The New World screwworm is an agricultural menace that causes billions of dollars in livestock losses each year in South America, where it is common. The fly was a scourge in North America as well but was eradicated from the United States in 1982 with intense and ongoing population controls.

Today, a lab operated by Panama and the U.S. Department of Agriculture has established a biological barrier outside Panama City, a geographic choke point between the two continents.

"They rear flies in a lab, sterilize them with chemicals or  radiation and dump  these sterile male flies into the environment from a plane so they mate with the females and produce no offspring," Benoit said.

Year by year, agriculture experts gradually pushed the screwworm out of Texas, Mexico and most of Central America.

"They just used straight brute force and good science ," Benoit said. "They just drove them down all the way to Panama."

Today, Panama and the United States continue to air-drop sterile screwworms by the millions each week over the choke point to prevent the species from moving north.

A 2016 outbreak in the Florida Keys threatened to wipe out endangered Key deer before the USDA intervened, treating infected animals with a parasite medicine and releasing millions of sterile screwworms on the island chain until they disappeared.

"The U.S. still helps pay for control programs in Panama mainly because we don't want screwworms coming back here. It's the cheapest way to prevent potentially billions of dollars in damage," Benoit said.

One possible way to cut costs would be to raise only male screwworms that are intended for release so the lab wouldn't incur the huge costs of feeding female screwworms. UC's genetic study could help scientists cull females before they hatch.

"So you're left with surviving males. Then you sterilize the males and that would save a lot of money because you'd only have to raise the males for release," he said.

Next, Scott said he wants to understand how the livestock-devouring screwworm Cochliomyia hominivorax evolved as a parasitic meat eater while similar species prefer carrion.

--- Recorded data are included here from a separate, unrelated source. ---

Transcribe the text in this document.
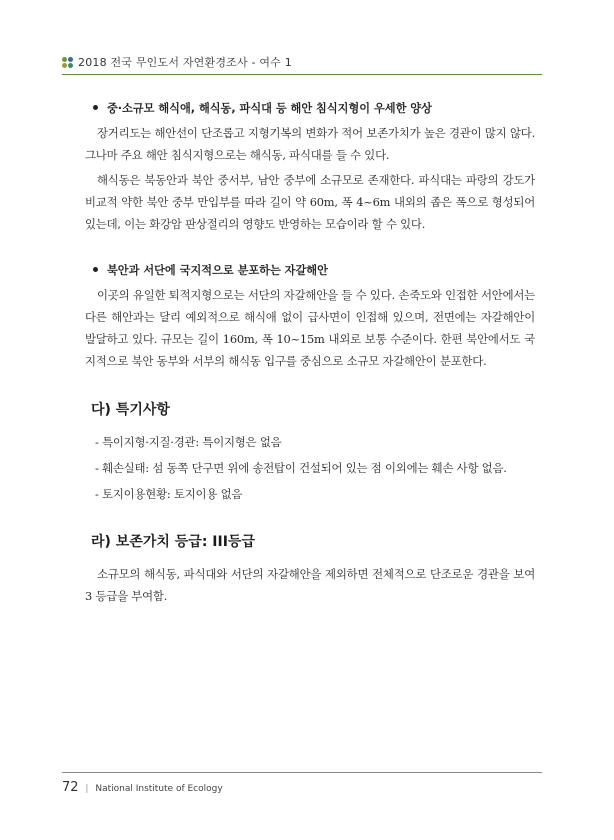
2018 전국 무인도서 자연환경조사 - 여수 1
중·소규모 해식애, 해식동, 파식대 등 해안 침식지형이 우세한 양상

장거리도는 해안선이 단조롭고 지형기복의 변화가 적어 보존가치가 높은 경관이 많지 않다. 그나마 주요 해안 침식지형으로는 해식동, 파식대를 들 수 있다.

해식동은 북동안과 북안 중서부, 남안 중부에 소규모로 존재한다. 파식대는 파랑의 강도가 비교적 약한 북안 중부 만입부를 따라 길이 약 60m, 폭 4~6m 내외의 좁은 폭으로 형성되어 있는데, 이는 화강암 판상절리의 영향도 반영하는 모습이라 할 수 있다.

북안과 서단에 국지적으로 분포하는 자갈해안

이곳의 유일한 퇴적지형으로는 서단의 자갈해안을 들 수 있다. 손죽도와 인접한 서안에서는 다른 해안과는 달리 예외적으로 해식애 없이 급사면이 인접해 있으며, 전면에는 자갈해안이 발달하고 있다. 규모는 길이 160m, 폭 10~15m 내외로 보통 수준이다. 한편 북안에서도 국지적으로 북안 동부와 서부의 해식동 입구를 중심으로 소규모 자갈해안이 분포한다.

다) 특기사항
- 특이지형·지질·경관: 특이지형은 없음
- 훼손실태: 섬 동쪽 단구면 위에 송전탑이 건설되어 있는 점 이외에는 훼손 사항 없음.
- 토지이용현황: 토지이용 없음
라) 보존가치 등급: III등급

소규모의 해식동, 파식대와 서단의 자갈해안을 제외하면 전체적으로 단조로운 경관을 보여 3 등급을 부여함.

72 | National Institute of Ecology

Benoit also contributed to a genomic study in the journal BMC Biology for an insect not much bigger than the dot over the letter i. Thrips, a tiny winged insect, are legion around the world and feed on a wide variety of crops, including soybeans, tomatoes -- even cannabis. They can destroy crops both by eating them and transmitting harmful viruses.

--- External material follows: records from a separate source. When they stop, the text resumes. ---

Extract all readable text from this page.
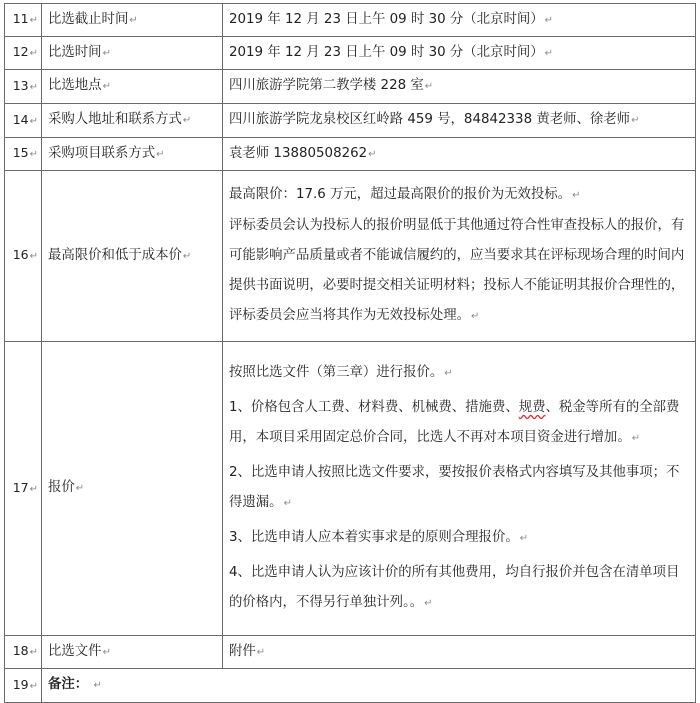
11↵	比选截止时间↵	2019 年 12 月 23 日上午 09 时 30 分（北京时间）↵
12↵	比选时间↵	2019 年 12 月 23 日上午 09 时 30 分（北京时间）↵
13↵	比选地点↵	四川旅游学院第二教学楼 228 室↵
14↵	采购人地址和联系方式↵	四川旅游学院龙泉校区红岭路 459 号，84842338 黄老师、徐老师↵
15↵	采购项目联系方式↵	袁老师 13880508262↵
16↵	最高限价和低于成本价↵	最高限价：17.6 万元，超过最高限价的报价为无效投标。↵

评标委员会认为投标人的报价明显低于其他通过符合性审查投标人的报价，有可能影响产品质量或者不能诚信履约的，应当要求其在评标现场合理的时间内提供书面说明，必要时提交相关证明材料；投标人不能证明其报价合理性的，评标委员会应当将其作为无效投标处理。↵

17↵	报价↵	按照比选文件（第三章）进行报价。↵

1、价格包含人工费、材料费、机械费、措施费、规费、税金等所有的全部费用，本项目采用固定总价合同，比选人不再对本项目资金进行增加。↵

2、比选申请人按照比选文件要求，要按报价表格式内容填写及其他事项；不得遗漏。↵

3、比选申请人应本着实事求是的原则合理报价。↵

4、比选申请人认为应该计价的所有其他费用，均自行报价并包含在清单项目的价格内，不得另行单独计列。。↵

18↵	比选文件↵	附件↵
19↵	备注： ↵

In a study led by entomologist Dorith Rotenberg at North Carolina State University, researchers mapped 16,859 genes that helped understand the thrips' sensory and immune systems and the salivary glands that transmit the viruses.

"The genome provides the essential tools and knowledge for developing genetic pest management strategies for suppressing thrips pest populations," Rotenberg said.
 

One thrips virus is a particular agricultural concern: the spotted wilt virus, which studies have found can reduce a crop's yield by as much as 96%.

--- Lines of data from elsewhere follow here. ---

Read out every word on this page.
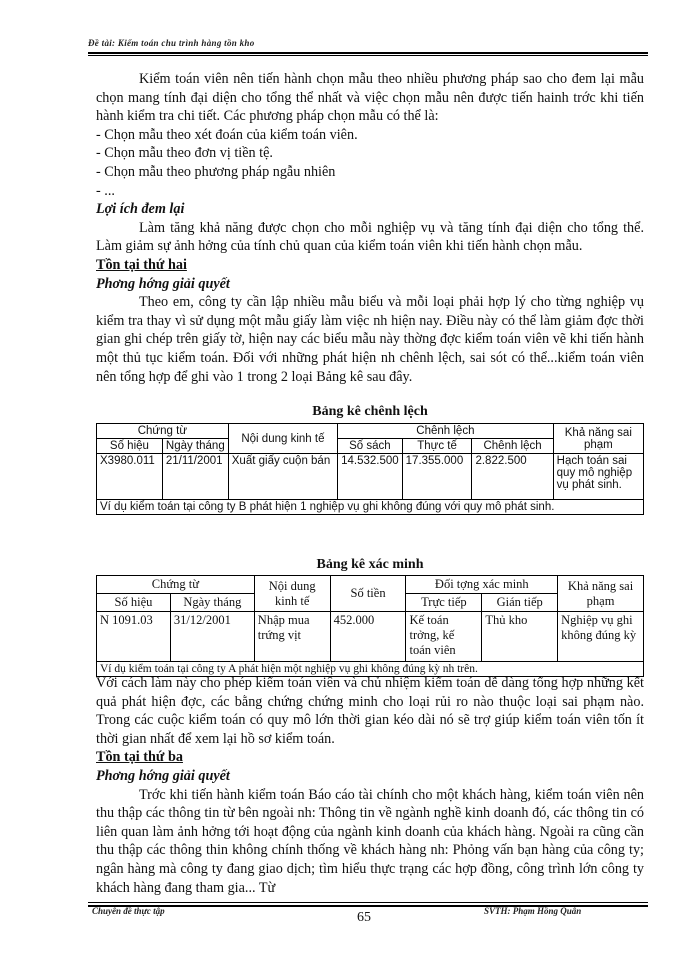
Đề tài: Kiểm toán chu trình hàng tồn kho

Kiểm toán viên nên tiến hành chọn mẫu theo nhiều phương pháp sao cho đem lại mẫu chọn mang tính đại diện cho tổng thể nhất và việc chọn mẫu nên được tiến hainh trớc khi tiến hành kiểm tra chi tiết. Các phương pháp chọn mẫu có thể là:

- Chọn mẫu theo xét đoán của kiểm toán viên.

- Chọn mẫu theo đơn vị tiền tệ.

- Chọn mẫu theo phương pháp ngẫu nhiên

- ...

Lợi ích đem lại

Làm tăng khả năng được chọn cho mỗi nghiệp vụ và tăng tính đại diện cho tổng thể. Làm giảm sự ảnh hởng của tính chủ quan của kiểm toán viên khi tiến hành chọn mẫu.

Tồn tại thứ hai

Phơng hớng giải quyết

Theo em, công ty cần lập nhiều mẫu biểu và mỗi loại phải hợp lý cho từng nghiệp vụ kiểm tra thay vì sử dụng một mẫu giấy làm việc nh hiện nay. Điều này có thể làm giảm đợc thời gian ghi chép trên giấy tờ, hiện nay các biểu mẫu này thờng đợc kiểm toán viên vẽ khi tiến hành một thủ tục kiểm toán. Đối với những phát hiện nh chênh lệch, sai sót có thể...kiểm toán viên nên tổng hợp để ghi vào 1 trong 2 loại Bảng kê sau đây.

Bảng kê chênh lệch
Chứng từ		Nội dung kinh tế	Chênh lệch			Khả năng sai phạm
Số hiệu	Ngày tháng		Số sách	Thực tế	Chênh lệch	
X3980.011	21/11/2001	Xuất giấy cuộn bán	14.532.500	17.355.000	2.822.500	Hạch toán sai quy mô nghiệp vụ phát sinh.
Ví dụ kiểm toán tại công ty B phát hiện 1 nghiệp vụ ghi không đúng với quy mô phát sinh.						
Bảng kê xác minh
Chứng từ		Nội dung kinh tế	Số tiền	Đối tợng xác minh		Khả năng sai phạm
Số hiệu	Ngày tháng			Trực tiếp	Gián tiếp	
N 1091.03	31/12/2001	Nhập mua trứng vịt	452.000	Kế toán trởng, kế toán viên	Thủ kho	Nghiệp vụ ghi không đúng kỳ
Ví dụ kiểm toán tại công ty A phát hiện một nghiệp vụ ghi không đúng kỳ nh trên.						

Với cách làm này cho phép kiểm toán viên và chủ nhiệm kiểm toán dễ dàng tổng hợp những kết quả phát hiện đợc, các bằng chứng chứng minh cho loại rủi ro nào thuộc loại sai phạm nào. Trong các cuộc kiểm toán có quy mô lớn thời gian kéo dài nó sẽ trợ giúp kiểm toán viên tốn ít thời gian nhất để xem lại hồ sơ kiểm toán.

Tồn tại thứ ba

Phơng hớng giải quyết

Trớc khi tiến hành kiểm toán Báo cáo tài chính cho một khách hàng, kiểm toán viên nên thu thập các thông tin từ bên ngoài nh: Thông tin về ngành nghề kinh doanh đó, các thông tin có liên quan làm ảnh hởng tới hoạt động của ngành kinh doanh của khách hàng. Ngoài ra cũng cần thu thập các thông thin không chính thống về khách hàng nh: Phỏng vấn bạn hàng của công ty; ngân hàng mà công ty đang giao dịch; tìm hiểu thực trạng các hợp đồng, công trình lớn công ty khách hàng đang tham gia... Từ

Chuyên đề thực tập	65	SVTH: Phạm Hồng Quân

"We're talking hundreds of millions of dollars in losses," Benoit said. 

The study found that thrips can be finicky eaters and have unique genetic adaptations that likely allows them to feed on many insects. They pierce the plant and suck the juices.

And thrips have surprisingly sophisticated immune systems, the study found. Researchers identified 96 immune genes, more than many other insects studied to date. 

"We mapped the genome, but we also characterized immune aspects and how they feed," Benoit said. "It was the first study of its kind to explain what underlies their reproductive mechanisms. It was far more detailed than previous genomic studies we've done."

The study was funded in part by the National Science Foundation and a UC faculty development research grant.

Benoit said the solution to a thrips infestation predictably has been pesticides. But the UC study could help find better environmental solutions, he said.

"Pesticides do not discriminate at all. The same pesticide that kills a termite can kill a bee. When you spray, it can kill other beneficial insects," Benoit said. "So we don't want to eradicate species as much as find better ways to control them so we don't have to use as much pesticide."